Por isso senti esse estranho (porque não estava a contar) impulso interior, incontrolável e de arrepio, quando, de repente, a Ana Capeta foi quase Éder. O jogo estava a acabar e parecia impossível marcar quando aquela bola foi parar à frente da avançado com nome de quem vem de outro mundo. O remate saiu e no caminho deu então para sentir o "impossível".
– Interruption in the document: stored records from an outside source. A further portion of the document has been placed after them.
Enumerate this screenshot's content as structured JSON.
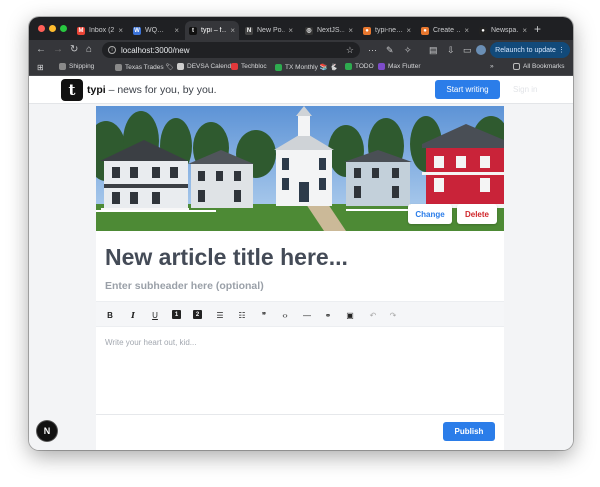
{
  "browser": {
    "tabs": [
      {
        "label": "Inbox (2…",
        "fav": "M",
        "color": "#ea4335"
      },
      {
        "label": "WQ…",
        "fav": "W",
        "color": "#3b73d8"
      },
      {
        "label": "typi – f…",
        "fav": "t",
        "color": "#111111",
        "active": true
      },
      {
        "label": "New Po…",
        "fav": "N",
        "color": "#444444"
      },
      {
        "label": "NextJS…",
        "fav": "◎",
        "color": "#333333"
      },
      {
        "label": "typi-ne…",
        "fav": "●",
        "color": "#e8772e"
      },
      {
        "label": "Create …",
        "fav": "●",
        "color": "#e8772e"
      },
      {
        "label": "Newspa…",
        "fav": "●",
        "color": "#222222"
      }
    ],
    "url": "localhost:3000/new",
    "relaunch_label": "Relaunch to update",
    "bookmarks": [
      {
        "label": "Shipping",
        "color": "#8a8a8a"
      },
      {
        "label": "Texas Trades 🏷",
        "color": "#8a8a8a"
      },
      {
        "label": "DEVSA Calendar",
        "color": "#cfcfcf"
      },
      {
        "label": "Techbloc",
        "color": "#e2383b"
      },
      {
        "label": "TX Monthly 📚 🐇",
        "color": "#2eab4f"
      },
      {
        "label": "TODO",
        "color": "#2eab4f"
      },
      {
        "label": "Max Flutter",
        "color": "#7d4cc9"
      }
    ],
    "all_bookmarks": "All Bookmarks"
  },
  "site": {
    "logo": "t",
    "brand_name": "typi",
    "tagline": " – news for you, by you.",
    "start_writing": "Start writing",
    "sign_in": "Sign in"
  },
  "editor": {
    "change_label": "Change",
    "delete_label": "Delete",
    "title_placeholder": "New article title here...",
    "subtitle_placeholder": "Enter subheader here (optional)",
    "body_placeholder": "Write your heart out, kid...",
    "publish_label": "Publish",
    "toolbar": [
      {
        "name": "bold-button",
        "glyph": "B",
        "style": "bold"
      },
      {
        "name": "italic-button",
        "glyph": "I",
        "style": "italic"
      },
      {
        "name": "underline-button",
        "glyph": "U",
        "style": "underline"
      },
      {
        "name": "heading-1-button",
        "glyph": "1",
        "style": "box"
      },
      {
        "name": "heading-2-button",
        "glyph": "2",
        "style": "box"
      },
      {
        "name": "bullet-list-button",
        "glyph": "☰",
        "style": "plain"
      },
      {
        "name": "ordered-list-button",
        "glyph": "☷",
        "style": "plain"
      },
      {
        "name": "blockquote-button",
        "glyph": "❞",
        "style": "plain"
      },
      {
        "name": "code-button",
        "glyph": "‹›",
        "style": "plain"
      },
      {
        "name": "horizontal-rule-button",
        "glyph": "—",
        "style": "plain"
      },
      {
        "name": "link-button",
        "glyph": "⚭",
        "style": "plain"
      },
      {
        "name": "image-button",
        "glyph": "▣",
        "style": "plain"
      },
      {
        "name": "undo-button",
        "glyph": "↶",
        "style": "dim"
      },
      {
        "name": "redo-button",
        "glyph": "↷",
        "style": "dim"
      }
    ]
  },
  "colors": {
    "accent": "#2b7de9",
    "delete": "#d0262a",
    "change": "#2b7de9"
  },
  "badge": "N"
}
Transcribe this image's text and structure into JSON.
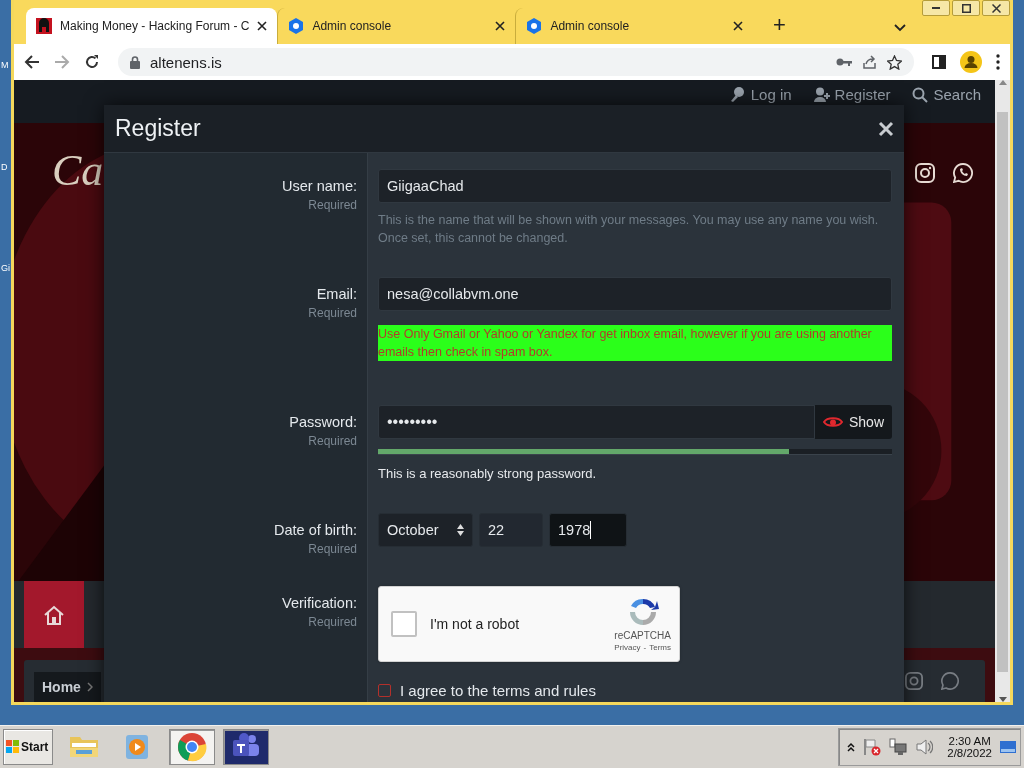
{
  "desktop": {
    "icon_labels": [
      {
        "text": "M"
      },
      {
        "text": "D"
      },
      {
        "text": "Gi"
      }
    ]
  },
  "browser": {
    "tabs": [
      {
        "title": "Making Money - Hacking Forum - C",
        "kind": "forum",
        "selected": true
      },
      {
        "title": "Admin console",
        "kind": "admin",
        "selected": false
      },
      {
        "title": "Admin console",
        "kind": "admin",
        "selected": false
      }
    ],
    "new_tab": "+",
    "address": "altenens.is"
  },
  "page": {
    "nav": [
      {
        "label": "Log in"
      },
      {
        "label": "Register"
      },
      {
        "label": "Search"
      }
    ],
    "logo": "Ca",
    "breadcrumb": "Home"
  },
  "modal": {
    "title": "Register",
    "fields": [
      {
        "kind": "text",
        "label": "User name:",
        "required": "Required",
        "value": "GiigaaChad",
        "hint": [
          "This is the name that will be shown with your messages. You may use any name you wish.",
          "Once set, this cannot be changed."
        ]
      },
      {
        "kind": "email",
        "label": "Email:",
        "required": "Required",
        "value": "nesa@collabvm.one",
        "notice": "Use Only Gmail or Yahoo or Yandex for get inbox email, however if you are using another emails then check in spam box."
      },
      {
        "kind": "password",
        "label": "Password:",
        "required": "Required",
        "value": "•••••••••",
        "toggle": "Show",
        "level": 0.8,
        "strength_text": "This is a reasonably strong password."
      },
      {
        "kind": "date",
        "label": "Date of birth:",
        "required": "Required",
        "month": "October",
        "day": "22",
        "year": "1978",
        "year_focused": true
      },
      {
        "kind": "captcha",
        "label": "Verification:",
        "required": "Required",
        "checkbox_label": "I'm not a robot",
        "checked": false,
        "brand": "reCAPTCHA",
        "privacy": "Privacy",
        "separator": "-",
        "terms": "Terms"
      }
    ],
    "terms": {
      "label": "I agree to the terms and rules",
      "checked": false
    }
  },
  "taskbar": {
    "start": "Start",
    "apps": [
      {
        "kind": "explorer",
        "active": false
      },
      {
        "kind": "media",
        "active": false
      },
      {
        "kind": "chrome",
        "active": true
      },
      {
        "kind": "teams",
        "active": true
      }
    ],
    "time": "2:30 AM",
    "date": "2/8/2022"
  }
}
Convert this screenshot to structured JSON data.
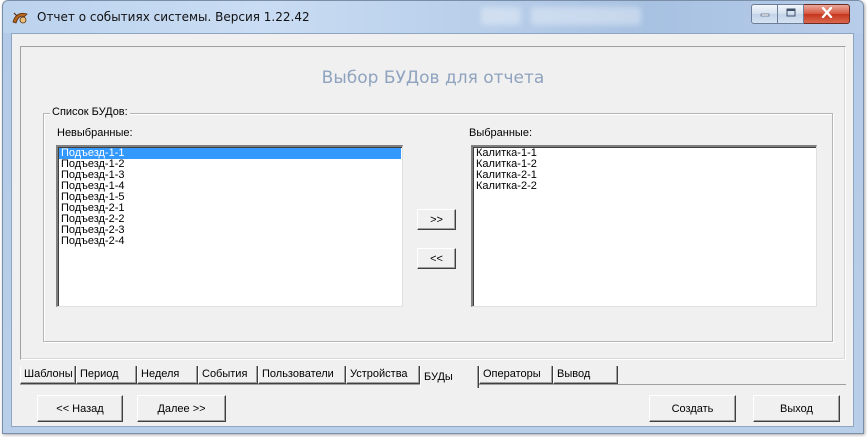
{
  "window": {
    "title": "Отчет о событиях системы.  Версия 1.22.42"
  },
  "page": {
    "heading": "Выбор БУДов для отчета"
  },
  "group": {
    "label": "Список БУДов:",
    "unselected_label": "Невыбранные:",
    "selected_label": "Выбранные:",
    "unselected_items": [
      "Подъезд-1-1",
      "Подъезд-1-2",
      "Подъезд-1-3",
      "Подъезд-1-4",
      "Подъезд-1-5",
      "Подъезд-2-1",
      "Подъезд-2-2",
      "Подъезд-2-3",
      "Подъезд-2-4"
    ],
    "selected_items": [
      "Калитка-1-1",
      "Калитка-1-2",
      "Калитка-2-1",
      "Калитка-2-2"
    ],
    "highlighted_index": 0,
    "move_right": ">>",
    "move_left": "<<"
  },
  "tabs": [
    {
      "label": "Шаблоны"
    },
    {
      "label": "Период"
    },
    {
      "label": "Неделя"
    },
    {
      "label": "События"
    },
    {
      "label": "Пользователи"
    },
    {
      "label": "Устройства"
    },
    {
      "label": "БУДы",
      "active": true
    },
    {
      "label": "Операторы"
    },
    {
      "label": "Вывод"
    }
  ],
  "footer": {
    "back": "<< Назад",
    "next": "Далее >>",
    "create": "Создать",
    "exit": "Выход"
  },
  "colors": {
    "selection": "#3399ff",
    "heading": "#8fa3bf",
    "close_button": "#c6351c"
  },
  "icons": {
    "app": "app-icon",
    "minimize": "minimize-icon",
    "maximize": "maximize-icon",
    "close": "close-icon"
  }
}
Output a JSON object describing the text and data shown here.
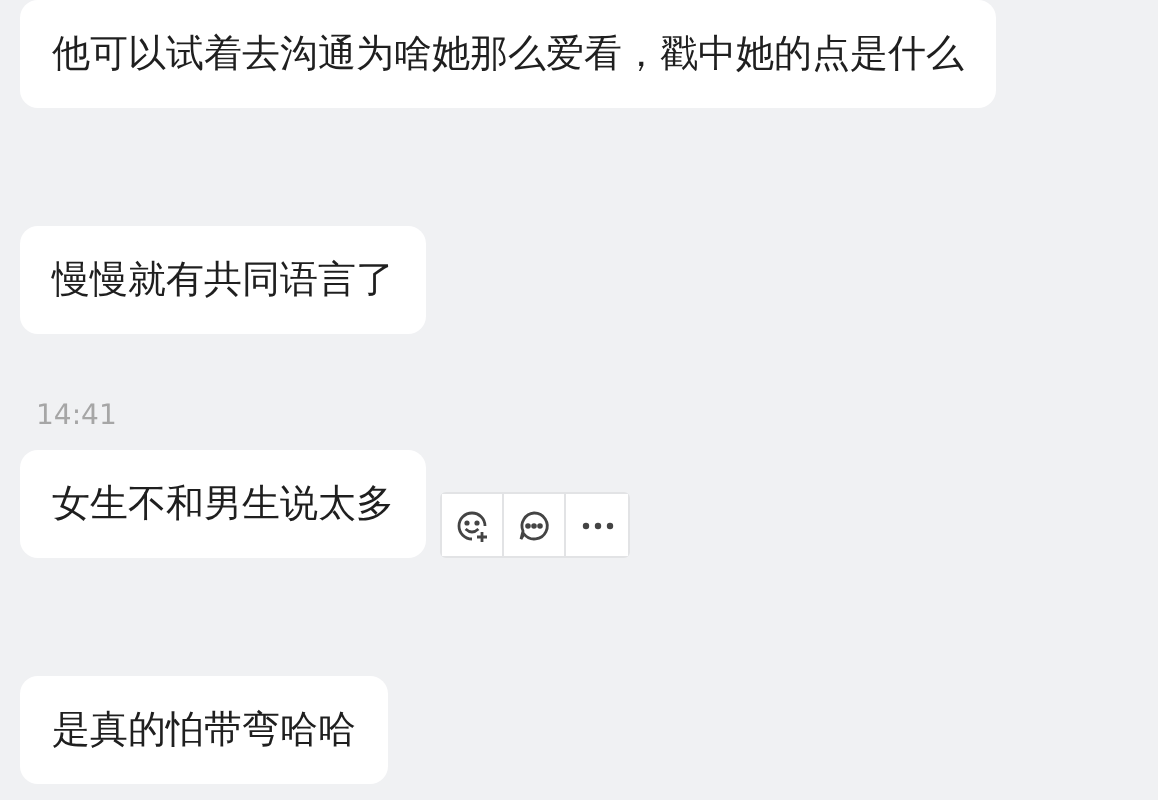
{
  "messages": [
    {
      "kind": "text",
      "text": "他可以试着去沟通为啥她那么爱看，戳中她的点是什么",
      "actions": false
    },
    {
      "kind": "text",
      "text": "慢慢就有共同语言了",
      "actions": false
    },
    {
      "kind": "time",
      "text": "14:41"
    },
    {
      "kind": "text",
      "text": "女生不和男生说太多",
      "actions": true
    },
    {
      "kind": "text",
      "text": "是真的怕带弯哈哈",
      "actions": false
    }
  ]
}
A Seleção feminina tinha perfurado os nossos corações, mesmo daqueles que a olham ainda com desconfiança ancestral. Segundos de eternidade até a bola ser caprichosa com vontade própria, bater no poste e... ir embora sem entrar. Depois da primeira imagem, com as lágrimas e grito da Tatiana e da Jéssica, à flor da pele durante o hino no jogo inaugural, aquilo já era futebol mesmo, contra a melhor seleção do mundo, os ditos invencíveis EUA.
Capeta foi quase Éder. Ao contrário de Paris, aquela bola na longínqua Nova Zelândia bateu no poste. Não entrou. Entraria, porém, algo mais forte. Senti isso. A sensação que, como na voz de James Brown, isto pode ser um mundo de homens mas nunca seria nada sem uma mulher ou rapariga. No futebol é igual. Nas chuteiras das "novas Cinderelas".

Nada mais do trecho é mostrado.